When my second child was born early and quite a bit underweight, my instinct to catastrophise went into overdrive. I bought so many disinfectant wipes, gels and sprays I should have had shares in Milton, and I also invested in a first-generation movement monitor that slotted in underneath his mattress and set off an alarm if he stopped moving.
While he thrived, I became more anxious, more deeply embedded in my state of hyper-vigilance. I hardly slept at all, waking at regular intervals to the dull buzzing of the monitor. Several heart-stopping false alarms, after he learned to roll off the mat and press himself against the edge of the cot, I could take it no more: I turned the thing off. And somehow, he survived.
When my third child came along three years ago, we invested in one of the video monitors that had, by then, become a routine part of every new parent’s survival kit. After we moved her into her own room, I spent weeks lying awake at night and staring at the monitor, watching her every movement, and willing her not to wake. By a happy twist of fate, it stopped working when she was a few months old and we never replaced it, opting for the time-worn method of leaving both doors open instead. Almost immediately, I started sleeping better, and – miraculously – so did she. Or maybe I just didn’t hear her anymore. But once again, somehow, she survived.
Lisa Kelly, a parent of two children, aged 6 and 4, had a similar experience, using a movement sensor which, she says “caused me no end of sleepless nights”.
“The movement sensor seems like a good idea, but we found it went off if the baby moved off the pad or held her breath, which caused us to jump out of bed in fright on several occasions when the alarm went off. We turned the pad off in the end.”
Kelly says she would be concerned about the security risks of wifi-enabled monitors “and the ability of third parties to access the image of the child and broadcast it over the internet”.
Control our fate
Psychotherapist and author of Bully-Proof Kids, Stella O’Malley, is more concerned about the psychological toll on parents. “It encourages the idea that if we relax for even a moment that our lives will come crashing down and tragedy will strike,” she says.
“Mass marketing is encouraging the lie that we can control our fate, that we can avoid accidents and remove the possibility of risk if we throw enough money at it. But we can’t. And vast amounts of gadgets won’t stop accidents happening – they generally add to our tension and stress.”
A parent herself, O’Malley says she used a standard, audio-only, non-video baby monitor for two weeks when her first child was born. “Within about two weeks, I turned it off and never used it again. I could hear my baby crying from a million miles away; those cries seared my heart and I would jump up and charge straight to her cot – I certainly didn’t need an amplified version of her cries right beside my bed to add to my heightened emotions.”
Joe Langan, who lives in Ashbourne, Co Meath, with his wife, Catherine McGillycuddy, and their seven-month-old daughter, Alice, disagrees. He says he is “a rational worrier. I think I very much associate risk with statistics. Having a baby monitor is very much tied up in assuaging that fear.”
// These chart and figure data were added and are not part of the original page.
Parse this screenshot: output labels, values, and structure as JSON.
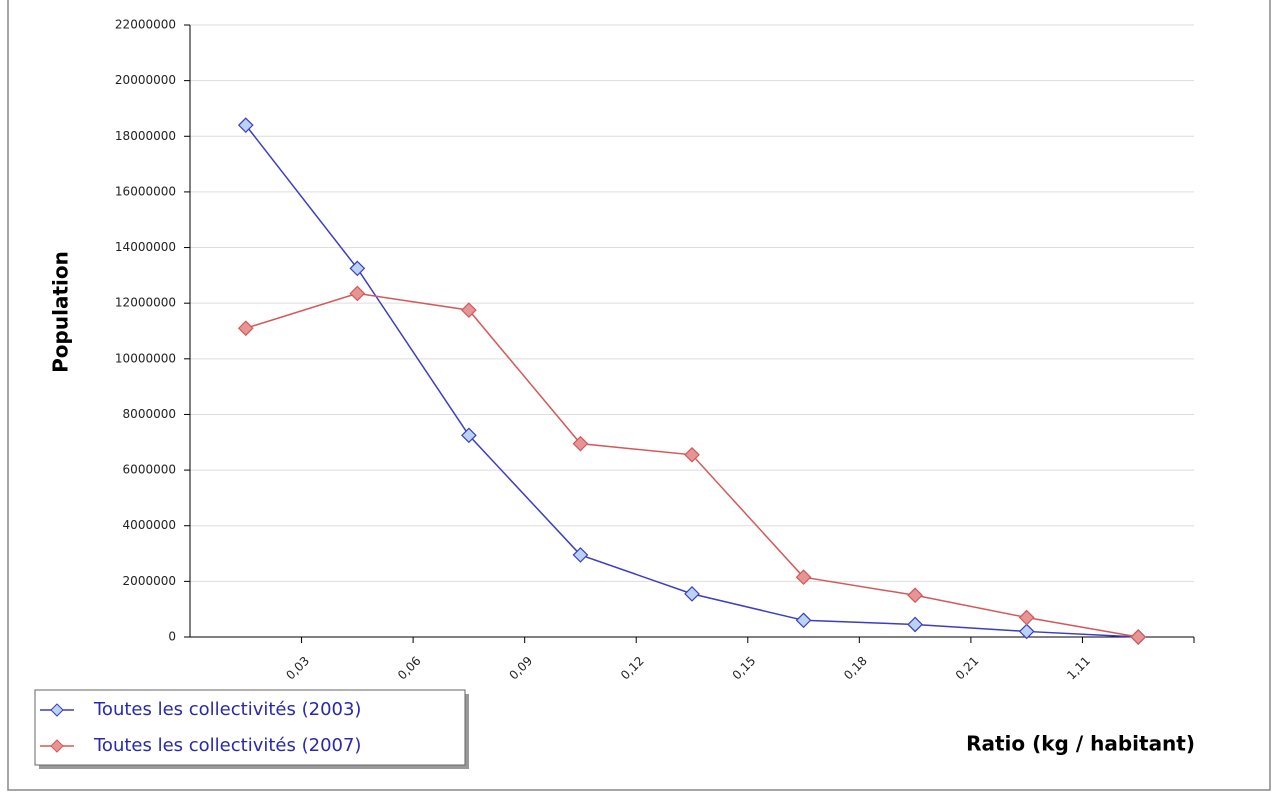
{
  "chart_data": {
    "type": "line",
    "x_label": "Ratio (kg / habitant)",
    "y_label": "Population",
    "x_tick_labels": [
      "0,03",
      "0,06",
      "0,09",
      "0,12",
      "0,15",
      "0,18",
      "0,21",
      "1,11"
    ],
    "series": [
      {
        "name": "Toutes les collectivités (2003)",
        "color": "#3c3cc8",
        "marker_color": "#b9d3f2",
        "values": [
          18400000,
          13250000,
          7250000,
          2950000,
          1550000,
          600000,
          450000,
          200000,
          0
        ]
      },
      {
        "name": "Toutes les collectivités (2007)",
        "color": "#d45858",
        "marker_color": "#e79494",
        "values": [
          11100000,
          12350000,
          11750000,
          6950000,
          6550000,
          2150000,
          1500000,
          700000,
          0
        ]
      }
    ],
    "ylim": [
      0,
      22000000
    ],
    "yticks": [
      0,
      2000000,
      4000000,
      6000000,
      8000000,
      10000000,
      12000000,
      14000000,
      16000000,
      18000000,
      20000000,
      22000000
    ],
    "grid": true
  }
}
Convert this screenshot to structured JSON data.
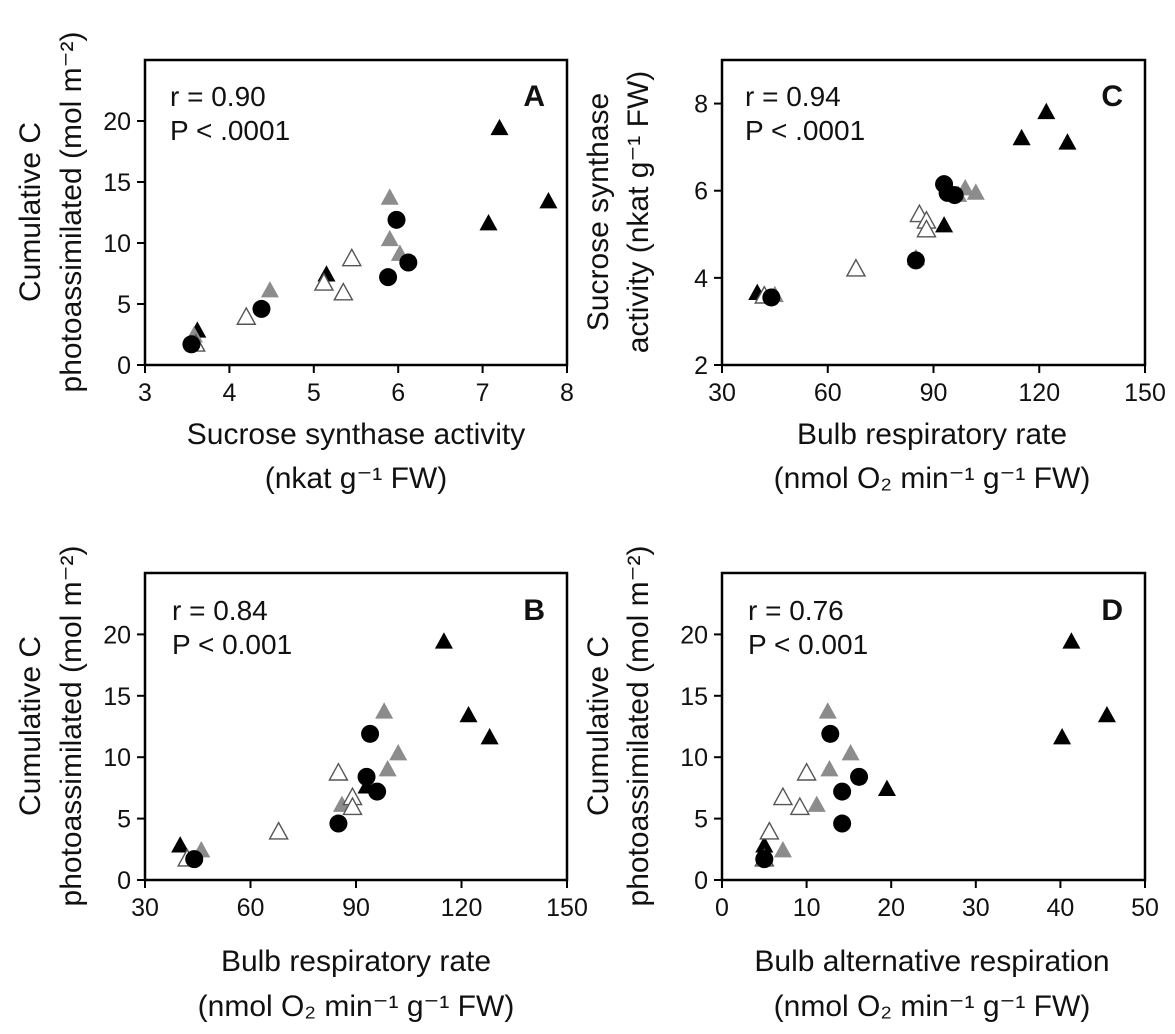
{
  "colors": {
    "black": "#000000",
    "gray": "#8c8c8c",
    "open_stroke": "#555555",
    "open_fill": "#ffffff"
  },
  "chart_data": [
    {
      "panel": "A",
      "type": "scatter",
      "stat_r": "r = 0.90",
      "stat_p": "P < .0001",
      "ylabel_line1": "Cumulative C",
      "ylabel_line2": "photoassimilated (mol m⁻²)",
      "xlabel_line1": "Sucrose synthase activity",
      "xlabel_line2": "(nkat g⁻¹ FW)",
      "xlim": [
        3,
        8
      ],
      "ylim": [
        0,
        25
      ],
      "xticks": [
        3,
        4,
        5,
        6,
        7,
        8
      ],
      "yticks": [
        0,
        5,
        10,
        15,
        20
      ],
      "grid": false,
      "series": [
        {
          "marker": "filled-triangle",
          "color": "black",
          "points": [
            [
              7.2,
              19.4
            ],
            [
              7.78,
              13.4
            ],
            [
              7.07,
              11.6
            ],
            [
              5.15,
              7.4
            ],
            [
              3.62,
              2.8
            ]
          ]
        },
        {
          "marker": "filled-triangle",
          "color": "gray",
          "points": [
            [
              5.9,
              13.7
            ],
            [
              5.9,
              10.3
            ],
            [
              6.02,
              9.1
            ],
            [
              4.48,
              6.1
            ],
            [
              3.58,
              2.4
            ]
          ]
        },
        {
          "marker": "open-triangle",
          "color": "open",
          "points": [
            [
              5.45,
              8.7
            ],
            [
              5.12,
              6.7
            ],
            [
              5.35,
              5.9
            ],
            [
              4.2,
              3.9
            ],
            [
              3.6,
              1.7
            ]
          ]
        },
        {
          "marker": "circle",
          "color": "black",
          "points": [
            [
              5.98,
              11.9
            ],
            [
              6.12,
              8.4
            ],
            [
              5.88,
              7.2
            ],
            [
              4.38,
              4.6
            ],
            [
              3.55,
              1.7
            ]
          ]
        }
      ]
    },
    {
      "panel": "C",
      "type": "scatter",
      "stat_r": "r = 0.94",
      "stat_p": "P < .0001",
      "ylabel_line1": "Sucrose synthase",
      "ylabel_line2": "activity (nkat g⁻¹ FW)",
      "xlabel_line1": "Bulb respiratory rate",
      "xlabel_line2": "(nmol O₂ min⁻¹ g⁻¹ FW)",
      "xlim": [
        30,
        150
      ],
      "ylim": [
        2,
        9
      ],
      "xticks": [
        30,
        60,
        90,
        120,
        150
      ],
      "yticks": [
        2,
        4,
        6,
        8
      ],
      "grid": false,
      "series": [
        {
          "marker": "filled-triangle",
          "color": "black",
          "points": [
            [
              122,
              7.8
            ],
            [
              115,
              7.2
            ],
            [
              128,
              7.1
            ],
            [
              93,
              5.2
            ],
            [
              40,
              3.65
            ]
          ]
        },
        {
          "marker": "filled-triangle",
          "color": "gray",
          "points": [
            [
              99,
              6.05
            ],
            [
              102,
              5.95
            ],
            [
              97,
              5.9
            ],
            [
              85,
              4.45
            ],
            [
              45,
              3.6
            ]
          ]
        },
        {
          "marker": "open-triangle",
          "color": "open",
          "points": [
            [
              86,
              5.45
            ],
            [
              88,
              5.3
            ],
            [
              88,
              5.1
            ],
            [
              68,
              4.2
            ],
            [
              42,
              3.58
            ]
          ]
        },
        {
          "marker": "circle",
          "color": "black",
          "points": [
            [
              93,
              6.15
            ],
            [
              94,
              5.95
            ],
            [
              96,
              5.9
            ],
            [
              85,
              4.4
            ],
            [
              44,
              3.55
            ]
          ]
        }
      ]
    },
    {
      "panel": "B",
      "type": "scatter",
      "stat_r": "r = 0.84",
      "stat_p": "P < 0.001",
      "ylabel_line1": "Cumulative C",
      "ylabel_line2": "photoassimilated (mol m⁻²)",
      "xlabel_line1": "Bulb respiratory rate",
      "xlabel_line2": "(nmol O₂ min⁻¹ g⁻¹ FW)",
      "xlim": [
        30,
        150
      ],
      "ylim": [
        0,
        25
      ],
      "xticks": [
        30,
        60,
        90,
        120,
        150
      ],
      "yticks": [
        0,
        5,
        10,
        15,
        20
      ],
      "grid": false,
      "series": [
        {
          "marker": "filled-triangle",
          "color": "black",
          "points": [
            [
              115,
              19.4
            ],
            [
              122,
              13.4
            ],
            [
              128,
              11.6
            ],
            [
              93,
              7.6
            ],
            [
              40,
              2.8
            ]
          ]
        },
        {
          "marker": "filled-triangle",
          "color": "gray",
          "points": [
            [
              98,
              13.7
            ],
            [
              102,
              10.3
            ],
            [
              99,
              9.0
            ],
            [
              86,
              6.1
            ],
            [
              46,
              2.4
            ]
          ]
        },
        {
          "marker": "open-triangle",
          "color": "open",
          "points": [
            [
              85,
              8.7
            ],
            [
              89,
              6.7
            ],
            [
              89,
              5.9
            ],
            [
              68,
              3.9
            ],
            [
              42,
              1.7
            ]
          ]
        },
        {
          "marker": "circle",
          "color": "black",
          "points": [
            [
              94,
              11.9
            ],
            [
              93,
              8.4
            ],
            [
              96,
              7.2
            ],
            [
              85,
              4.6
            ],
            [
              44,
              1.7
            ]
          ]
        }
      ]
    },
    {
      "panel": "D",
      "type": "scatter",
      "stat_r": "r = 0.76",
      "stat_p": "P < 0.001",
      "ylabel_line1": "Cumulative C",
      "ylabel_line2": "photoassimilated (mol m⁻²)",
      "xlabel_line1": "Bulb alternative respiration",
      "xlabel_line2": "(nmol O₂ min⁻¹ g⁻¹ FW)",
      "xlim": [
        0,
        50
      ],
      "ylim": [
        0,
        25
      ],
      "xticks": [
        0,
        10,
        20,
        30,
        40,
        50
      ],
      "yticks": [
        0,
        5,
        10,
        15,
        20
      ],
      "grid": false,
      "series": [
        {
          "marker": "filled-triangle",
          "color": "black",
          "points": [
            [
              41.3,
              19.4
            ],
            [
              45.5,
              13.4
            ],
            [
              40.2,
              11.6
            ],
            [
              19.5,
              7.4
            ],
            [
              5.0,
              2.8
            ]
          ]
        },
        {
          "marker": "filled-triangle",
          "color": "gray",
          "points": [
            [
              12.5,
              13.7
            ],
            [
              15.2,
              10.3
            ],
            [
              12.7,
              9.0
            ],
            [
              11.2,
              6.1
            ],
            [
              7.2,
              2.4
            ]
          ]
        },
        {
          "marker": "open-triangle",
          "color": "open",
          "points": [
            [
              10.0,
              8.7
            ],
            [
              7.2,
              6.7
            ],
            [
              9.2,
              5.9
            ],
            [
              5.6,
              3.9
            ],
            [
              5.0,
              1.7
            ]
          ]
        },
        {
          "marker": "circle",
          "color": "black",
          "points": [
            [
              12.8,
              11.9
            ],
            [
              16.2,
              8.4
            ],
            [
              14.2,
              7.2
            ],
            [
              14.2,
              4.6
            ],
            [
              5.0,
              1.7
            ]
          ]
        }
      ]
    }
  ]
}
He is a fan of the family’s Angelcare baby monitor, which includes a mattress sensor. “It definitely reassured us. We moved Alice into her own room after four months because, if anything, our sleeping was disturbing her. She’s done really well on her own and as the weeks of no problems rack up, the panicky feelings diminished.”
They removed the sensor pad after three months, but recently started using it again at seven months, because Alice often ends up asleep on her stomach. “We associate that – rightly or wrongly – with increased risk. And like the last time we used the sensor pad, the biggest risk ends up being our own foggy brains leading us to pick Alice up in the middle of the night to feed her, forgetting to switch off the pad, disturbing whatever calm we’d established up to that point.”
But he stopped short at enabling the feature on the monitor that makes it beep every three seconds to confirm that all is well.
“That’s a level of paranoia a lot of new parents could relate to, but I think it also has the potential to be a real hindrance. Striking a balance between what you can control with technology and what you should control is vital for your own sanity.”